All clever writers have a technique or two for getting the reader to finish the job at hand...the riddle technique, the longing technique (‘give the protagonist a tooth ache’), or a conflation of both (good old suspense), etc. Murakami has to be given credit for perfecting the ‘this story can’t be as simple-minded as it seems, so I’ll keep reading until the twist kicks in’ technique. Of that he is a master. A sample from his ‘The Folklore of Our Times’:
"Now let me tell you about the girls. About the mixed-up sexual relations between us boys, with our brand new genitals, and the girls, who at the time were, well, still girls.
"But, first, about virginity. In the sixties, virginity held a greater significance than it does today. As I see it - not that I've ever conducted a survey - about 50% of the girls of my generation were no longer virgins by the age of 20. Or, at least, that seemed to be the ratio in my general vicinity. Which means that, consciously or not, about half the girls around still revered this thing called virginity.
"Looking back now, I'd say that a large portion of the girls of my generation, whether virgins or not, had their share of inner conflicts about sex. It all depended on the circumstances, on the partner. Sandwiching this relatively silent majority were the liberals, who thought of sex as a kind of sport, and the “conservatives, who were adamant that girls should stay virgins until they were married.
"Among the boys, there were also those who thought that the girl they married should be a virgin.
"People differ, values differ. That much is constant, no matter what the period. But the thing about the sixties that was totally unlike any other time is that we believed that those differences could be resolved."
And so on. Perhaps it's wry in the original.
If Benjamin Kunkel had written ‘Norwegian Wood’ (and had managed to get it published), they’d still be scraping bits of him off of the New York Times book review. Imagine Philip Roth writing and then actually publishing ‘The Folklore of Our Times'...you’d wonder what was wrong with the current state of fiction. A given text can’t really be gold under one byline and straw under another.
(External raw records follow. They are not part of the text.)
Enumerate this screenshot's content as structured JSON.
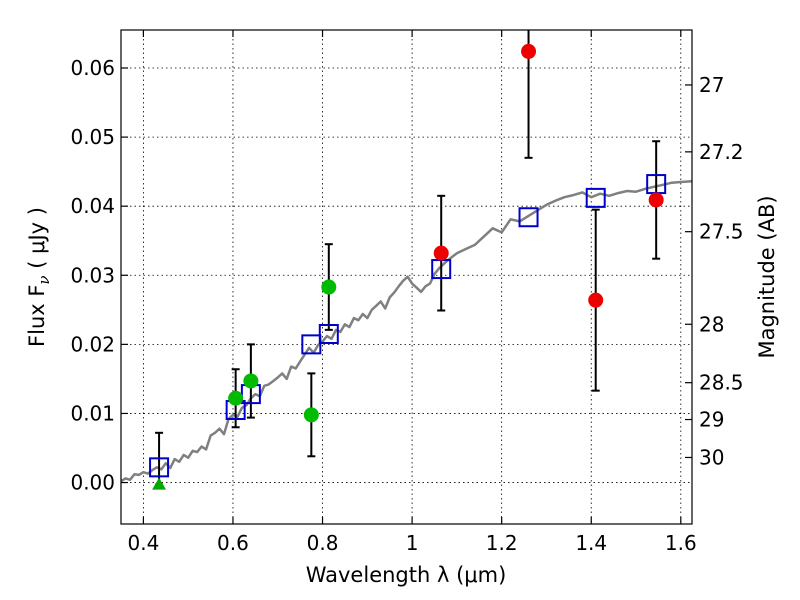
{
  "chart_data": {
    "type": "scatter",
    "xlabel": "Wavelength  λ (μm)",
    "ylabel_left": "Flux  F",
    "ylabel_left_sub": "ν",
    "ylabel_left_unit": " ( μJy )",
    "ylabel_right": "Magnitude (AB)",
    "xlim": [
      0.35,
      1.625
    ],
    "ylim": [
      -0.006,
      0.0655
    ],
    "grid": true,
    "x_ticks": [
      {
        "value": 0.4,
        "label": "0.4"
      },
      {
        "value": 0.6,
        "label": "0.6"
      },
      {
        "value": 0.8,
        "label": "0.8"
      },
      {
        "value": 1.0,
        "label": "1"
      },
      {
        "value": 1.2,
        "label": "1.2"
      },
      {
        "value": 1.4,
        "label": "1.4"
      },
      {
        "value": 1.6,
        "label": "1.6"
      }
    ],
    "y_ticks": [
      {
        "value": 0.0,
        "label": "0.00"
      },
      {
        "value": 0.01,
        "label": "0.01"
      },
      {
        "value": 0.02,
        "label": "0.02"
      },
      {
        "value": 0.03,
        "label": "0.03"
      },
      {
        "value": 0.04,
        "label": "0.04"
      },
      {
        "value": 0.05,
        "label": "0.05"
      },
      {
        "value": 0.06,
        "label": "0.06"
      }
    ],
    "right_ticks": [
      {
        "mag": 27,
        "label": "27"
      },
      {
        "mag": 27.2,
        "label": "27.2"
      },
      {
        "mag": 27.5,
        "label": "27.5"
      },
      {
        "mag": 28,
        "label": "28"
      },
      {
        "mag": 28.5,
        "label": "28.5"
      },
      {
        "mag": 29,
        "label": "29"
      },
      {
        "mag": 30,
        "label": "30"
      }
    ],
    "model_spectrum": {
      "color": "#808080",
      "x": [
        0.35,
        0.36,
        0.37,
        0.38,
        0.39,
        0.4,
        0.41,
        0.42,
        0.43,
        0.44,
        0.45,
        0.46,
        0.47,
        0.48,
        0.49,
        0.5,
        0.51,
        0.52,
        0.53,
        0.54,
        0.55,
        0.56,
        0.57,
        0.58,
        0.59,
        0.6,
        0.61,
        0.62,
        0.63,
        0.64,
        0.65,
        0.66,
        0.67,
        0.68,
        0.69,
        0.7,
        0.71,
        0.72,
        0.73,
        0.74,
        0.75,
        0.76,
        0.77,
        0.78,
        0.79,
        0.8,
        0.81,
        0.82,
        0.83,
        0.84,
        0.85,
        0.86,
        0.87,
        0.88,
        0.89,
        0.9,
        0.91,
        0.92,
        0.93,
        0.94,
        0.95,
        0.96,
        0.97,
        0.98,
        0.99,
        1.0,
        1.01,
        1.02,
        1.03,
        1.04,
        1.05,
        1.06,
        1.08,
        1.1,
        1.12,
        1.14,
        1.16,
        1.18,
        1.2,
        1.22,
        1.24,
        1.26,
        1.28,
        1.3,
        1.32,
        1.34,
        1.36,
        1.38,
        1.4,
        1.42,
        1.44,
        1.46,
        1.48,
        1.5,
        1.52,
        1.54,
        1.56,
        1.58,
        1.6,
        1.625
      ],
      "y": [
        0.0002,
        0.0006,
        0.0004,
        0.0012,
        0.0011,
        0.0015,
        0.0013,
        0.0018,
        0.0022,
        0.0019,
        0.0028,
        0.0021,
        0.0034,
        0.003,
        0.004,
        0.0036,
        0.0046,
        0.0044,
        0.0052,
        0.0048,
        0.0068,
        0.0072,
        0.0078,
        0.007,
        0.0092,
        0.0098,
        0.0095,
        0.0108,
        0.0112,
        0.0122,
        0.0128,
        0.0125,
        0.014,
        0.0142,
        0.0147,
        0.0152,
        0.0158,
        0.015,
        0.0168,
        0.0165,
        0.0175,
        0.0185,
        0.0195,
        0.0188,
        0.0199,
        0.0204,
        0.0212,
        0.0208,
        0.0221,
        0.0218,
        0.0229,
        0.0225,
        0.0238,
        0.0235,
        0.0244,
        0.0238,
        0.025,
        0.0256,
        0.0262,
        0.0252,
        0.0268,
        0.0275,
        0.0284,
        0.0292,
        0.0298,
        0.0288,
        0.0282,
        0.0276,
        0.0284,
        0.0288,
        0.0302,
        0.031,
        0.0322,
        0.0332,
        0.0338,
        0.0344,
        0.0356,
        0.0368,
        0.0362,
        0.0381,
        0.0378,
        0.0386,
        0.0394,
        0.0402,
        0.0408,
        0.0413,
        0.0416,
        0.042,
        0.0413,
        0.0418,
        0.0415,
        0.0419,
        0.0422,
        0.0421,
        0.0425,
        0.0428,
        0.0431,
        0.0434,
        0.0435,
        0.0436
      ]
    },
    "model_bands": {
      "color": "#0000cc",
      "x": [
        0.435,
        0.606,
        0.64,
        0.775,
        0.814,
        1.065,
        1.26,
        1.41,
        1.545
      ],
      "y": [
        0.0022,
        0.0105,
        0.0128,
        0.02,
        0.0215,
        0.0309,
        0.0384,
        0.0412,
        0.0432
      ]
    },
    "observed_green": {
      "color": "#00bb00",
      "points": [
        {
          "x": 0.606,
          "y": 0.0122,
          "err": 0.0042
        },
        {
          "x": 0.64,
          "y": 0.0147,
          "err": 0.0053
        },
        {
          "x": 0.775,
          "y": 0.0098,
          "err": 0.006
        },
        {
          "x": 0.814,
          "y": 0.0283,
          "err": 0.0062
        }
      ]
    },
    "observed_red": {
      "color": "#ee0000",
      "points": [
        {
          "x": 1.065,
          "y": 0.0332,
          "err": 0.0083
        },
        {
          "x": 1.26,
          "y": 0.0624,
          "err": 0.0154
        },
        {
          "x": 1.41,
          "y": 0.0264,
          "err": 0.0131
        },
        {
          "x": 1.545,
          "y": 0.0409,
          "err": 0.0085
        }
      ]
    },
    "upper_limit": {
      "color": "#00aa00",
      "x": 0.435,
      "y": -0.0003,
      "err_top": 0.0075,
      "err_bottom": 0.0
    }
  }
}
The difference is supra-literary. It's kinda like cheating.
I like Murakami, and though I think I give him more credit than you do, there are still weaknesses in his work, and even at his best I consider him an enjoyable light read rather than a great novelist (as Miller would have it). I enjoy his playing around with pop culture without getting arty about it, and his pop existentialism. There's a Robert Coover quality to him (granted, if he possesses the jewelled style of Coover, it does not come through in translation), and I'd guess a little Julio Cortazar as well. But he's more M.C. Escher than Pablo Picasso, if you know what I mean.
That Escher vs Picasso riff is an apt analogy, actually.
I'd responded with a "Thanks" but I must have not pushed the "Publish My Letter" button because it never showed up. Don't know if you still check back here time to time, but I thought I'd give it another shot anyway.
How odd that only two people have commented. I suppose Murakami's star is falling.